Adds a towncrier bugfix fragment.
* review: address self-review findings on PR #4077
Four fixes from a multi-round agent review of this PR:
1. Move ``_pop_per_user_locks`` outside the ``close_user_database``
try/except in ``connection_cleanup.py``. Previously the pop was
inside the same try block, so a DB-close failure — the path that
``test_close_failure_does_not_abort_loop`` already exercises —
skipped the pop and leaked the lock-dict entry. New test
``test_pop_runs_even_when_close_user_database_fails`` pins this.
2. Bump three ``logger.debug`` to ``logger.warning`` in
``_pop_per_user_locks``. Matches the sibling scheduler-unregister
error handler in the same module; debug-level silently masked
lock-dict accumulation across cycles.
3. Doc accuracy fix in ``docs/developing/resource-cleanup.md``.
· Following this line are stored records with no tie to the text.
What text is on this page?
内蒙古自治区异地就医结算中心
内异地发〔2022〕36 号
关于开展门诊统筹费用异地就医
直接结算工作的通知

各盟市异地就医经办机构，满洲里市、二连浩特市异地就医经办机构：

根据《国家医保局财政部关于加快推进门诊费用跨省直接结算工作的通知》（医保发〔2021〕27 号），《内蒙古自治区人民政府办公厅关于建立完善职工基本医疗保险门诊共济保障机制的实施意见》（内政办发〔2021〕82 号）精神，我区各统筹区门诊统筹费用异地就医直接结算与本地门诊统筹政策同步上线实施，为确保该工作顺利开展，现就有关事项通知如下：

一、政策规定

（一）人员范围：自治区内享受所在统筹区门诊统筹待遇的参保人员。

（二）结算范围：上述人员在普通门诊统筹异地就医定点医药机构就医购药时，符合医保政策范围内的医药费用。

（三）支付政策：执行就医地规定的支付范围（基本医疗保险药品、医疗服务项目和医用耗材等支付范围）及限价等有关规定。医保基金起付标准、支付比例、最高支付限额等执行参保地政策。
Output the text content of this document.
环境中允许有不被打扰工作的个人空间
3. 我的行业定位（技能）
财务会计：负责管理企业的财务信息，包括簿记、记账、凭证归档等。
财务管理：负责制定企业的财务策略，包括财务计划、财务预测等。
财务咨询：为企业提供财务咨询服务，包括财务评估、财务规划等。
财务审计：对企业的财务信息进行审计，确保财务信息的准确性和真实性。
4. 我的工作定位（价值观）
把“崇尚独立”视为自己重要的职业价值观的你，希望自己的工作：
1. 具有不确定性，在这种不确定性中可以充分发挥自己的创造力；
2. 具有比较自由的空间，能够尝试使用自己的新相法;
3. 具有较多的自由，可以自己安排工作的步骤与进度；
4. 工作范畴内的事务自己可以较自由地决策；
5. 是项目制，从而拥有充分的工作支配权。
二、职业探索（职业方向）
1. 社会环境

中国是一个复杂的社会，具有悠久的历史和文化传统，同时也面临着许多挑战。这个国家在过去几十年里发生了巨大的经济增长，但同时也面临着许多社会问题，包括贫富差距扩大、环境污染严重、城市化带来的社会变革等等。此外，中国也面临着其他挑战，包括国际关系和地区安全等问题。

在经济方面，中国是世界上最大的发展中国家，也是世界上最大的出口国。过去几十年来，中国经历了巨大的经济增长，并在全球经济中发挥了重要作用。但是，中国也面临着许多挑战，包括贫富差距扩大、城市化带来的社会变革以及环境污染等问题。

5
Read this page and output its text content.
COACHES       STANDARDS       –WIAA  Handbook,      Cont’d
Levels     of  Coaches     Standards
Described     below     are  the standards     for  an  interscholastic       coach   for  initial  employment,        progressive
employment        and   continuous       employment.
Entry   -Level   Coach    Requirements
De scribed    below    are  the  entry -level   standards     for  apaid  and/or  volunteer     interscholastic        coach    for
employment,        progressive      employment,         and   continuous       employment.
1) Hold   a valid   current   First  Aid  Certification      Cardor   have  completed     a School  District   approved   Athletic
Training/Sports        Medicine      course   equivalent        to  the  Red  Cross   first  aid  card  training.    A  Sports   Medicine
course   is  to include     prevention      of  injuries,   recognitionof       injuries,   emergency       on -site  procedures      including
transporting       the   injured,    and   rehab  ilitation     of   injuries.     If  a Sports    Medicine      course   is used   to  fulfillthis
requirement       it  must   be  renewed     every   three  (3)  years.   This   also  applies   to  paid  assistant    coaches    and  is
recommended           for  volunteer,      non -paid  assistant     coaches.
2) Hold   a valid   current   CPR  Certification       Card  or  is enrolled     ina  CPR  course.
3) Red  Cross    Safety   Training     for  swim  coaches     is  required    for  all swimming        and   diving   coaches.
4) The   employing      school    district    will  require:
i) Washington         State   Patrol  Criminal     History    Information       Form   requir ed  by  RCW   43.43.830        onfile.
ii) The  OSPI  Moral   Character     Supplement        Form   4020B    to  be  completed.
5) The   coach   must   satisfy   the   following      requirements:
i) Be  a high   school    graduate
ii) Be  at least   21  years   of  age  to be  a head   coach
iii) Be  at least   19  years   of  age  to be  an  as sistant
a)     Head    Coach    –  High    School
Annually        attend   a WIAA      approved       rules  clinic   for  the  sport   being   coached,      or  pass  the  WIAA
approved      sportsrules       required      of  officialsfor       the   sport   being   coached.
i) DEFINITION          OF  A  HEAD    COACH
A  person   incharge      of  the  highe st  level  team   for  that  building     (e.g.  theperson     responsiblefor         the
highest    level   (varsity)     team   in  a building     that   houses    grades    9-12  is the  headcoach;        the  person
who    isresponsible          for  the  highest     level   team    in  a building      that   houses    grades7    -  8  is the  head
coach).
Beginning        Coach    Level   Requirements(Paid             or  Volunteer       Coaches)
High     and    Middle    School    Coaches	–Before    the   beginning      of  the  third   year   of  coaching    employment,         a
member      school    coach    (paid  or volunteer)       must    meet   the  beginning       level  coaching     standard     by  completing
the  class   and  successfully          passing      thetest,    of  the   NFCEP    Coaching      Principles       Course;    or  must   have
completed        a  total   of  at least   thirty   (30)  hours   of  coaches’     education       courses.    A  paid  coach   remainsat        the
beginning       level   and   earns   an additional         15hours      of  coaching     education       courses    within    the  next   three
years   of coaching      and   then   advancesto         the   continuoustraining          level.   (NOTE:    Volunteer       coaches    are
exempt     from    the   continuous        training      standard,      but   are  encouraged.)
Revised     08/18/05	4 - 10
The entry called all three dicts "module-level" but
``_user_critical_locks`` is an instance attribute on
``QueueProcessorV2``. Rewrote to distinguish module-level dicts
from the instance attribute and to note the pop now runs outside
the close try/except.
4. Integration test pre-populates all three lock-dict entries and
asserts all three are absent post-cleanup, not just
``_user_init_locks``. Switched the test username from "alice"
(used by other tests in the module) to a dedicated sentinel.
Tests: 23/23 in ``tests/web/auth/test_connection_cleanup.py``.
Race-condition concerns flagged in Round 1 (TOCTOU between pop and
``_get_user_*_lock``) were verified in Round 2 to be either guarded
by Python's reference-counted lock semantics (``with lock:`` keeps
the original lock object alive after dict pop) or bounded to a +1
race window across multiple browser sessions — not ship-blocking.
The narrow ``library_init`` race surfaces as a propagated
``IntegrityError`` on collection insert, not silent corruption.